Gappri juga menyoroti langkah Kementerian Kesehatan yang sedang menyusun aturan mengenai bahan tambahan yang dilarang dalam produk rembakau dan rokok elektronik. Rancangan beleid itu melarang penggunaan hampir seluruh bahan tambahan, termasuk yang berkategori food grade.
Menurut Henry, selama ini bahan tambahan digunakan untuk meningkatkan cita rasa dan karakter produk, termasuk cooling agent seperti mentol, gula, dan bahan lainnya. Apabila larangan ini diberlakukan, industri rokok legal tidak akan dapat memenuhi ketentuan baru tersebut sehingga berpotensi menghentikan operasionalnya.
"Di sisi lain, kondisi ini dapat memicu peningkatan peredaran rokok ilegal, sehingga tujuan awal regulasi untuk meningkatkan derajat kesehatan masyarakat tidak akan tercapai," katanya.

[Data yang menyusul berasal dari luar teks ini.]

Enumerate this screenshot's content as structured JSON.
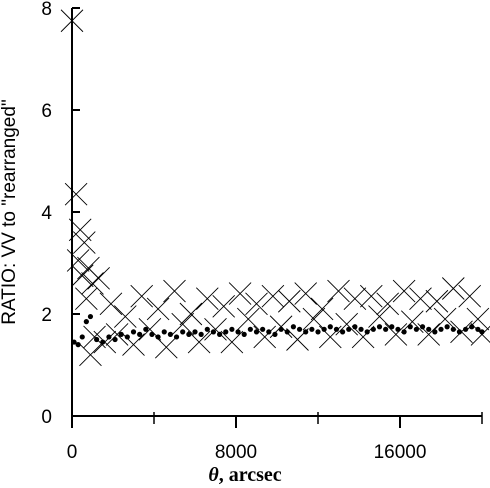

Rencana pengaturan batasan tar, nikotin dan larangan bahan tambahan lain jika diimplementasikan bertolak belakang dengan visi presiden Prabowo Subianto yang berkomitmen melindungi industri nasional.
Henry mengatakan, pemerintah sampai saat ini menggantungkan sumber cukai hasil tembakau (CHT) yang tiap tahun berkontribusi Rp200 triliun dan menyerap 6 juta tenaga kerja. Jadi, kebijakan harus diseimbangkan dengan kepentingan ekonomi nasional di sektor hasil tembakau.
Dia menambahkan keberadaan PP No 81 Tahun 1999 tentang Pengamanan Rokok bagi Kesehatan yang ditetapkan pada 5 Oktober 1999, saat itu pelaku usaha diwajibkan memproduksi tembakau dengan kadar maksimal nikotin 1,5 mg dan tar 20 mg per gram.